A medium-sized cardinal finch. Length 18 to 19 cm. Mass 40 to 50 grams. Sexually dichromatic throughout the year. Adult males have black on head (sometimes broken by a partial or complete eye-stripe of bright cinnamon); black wings and tail with sharply contrasting white spots; brilliant cinnamon on breast, rump, nape, and flanks; and a patch of lemon yellow on the belly. Females have brown head with buffy to white (occasionally lemon yellow) crown and eye-stripe, a pale chin, brown wings and tail with indistinct buffy spots and heavily streaked body plumage that is dull cinnamon to buff with variable amounts of yellow (Hill 1995).
For a comprehensive review of the conservation status, habitat use, and ecology of this and other Montana bird species, please see Marks et al. 2016, Birds of Montana.
Western Hemisphere Range
In Bozeman area normal spring migration is from May 27 to June 6 with no discernible movement in the fall.

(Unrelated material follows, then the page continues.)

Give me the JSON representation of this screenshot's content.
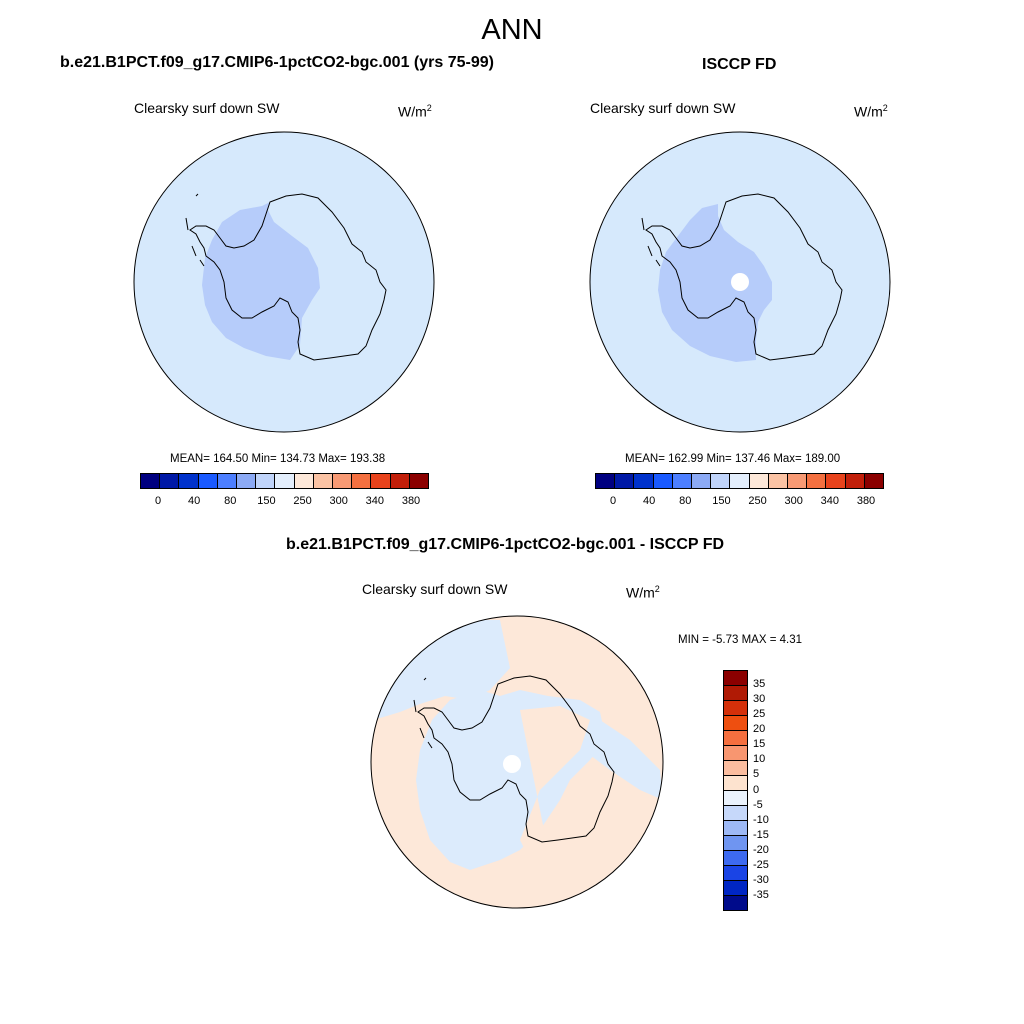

Occupies diverse habitats. Cottonwood/willow groves and other riparian habitats in desert and dry grassland; openings in mature pine forest; aspen groves; deciduous growth especially in mountain valleys/canyons; pinyon-juniper woodlands; oak savanna; gardens; orchards. Relatively tolerant of human disturbance (Hill 1995).
Insects and spiders; cultivated fruit, wild fruit, weed seeds, and grains. During breeding season, gleans insects high in trees and in understory (Hill 1995).
Since it is relatively tolerant of human disturbance, it will breed in yards and gardens if adequate cover for nesting and feeding is available. Female does all the construction. Nests widely reported to be so thinly constructed that eggs can be seen through bottom. Nests are generally well concealed among foliage of branches. Clutch size is 2 to 5 eggs; subelliptical, pale greenish blue with much reddish brown spotting (Hill 1995). Statewide, nests from June to mid-July.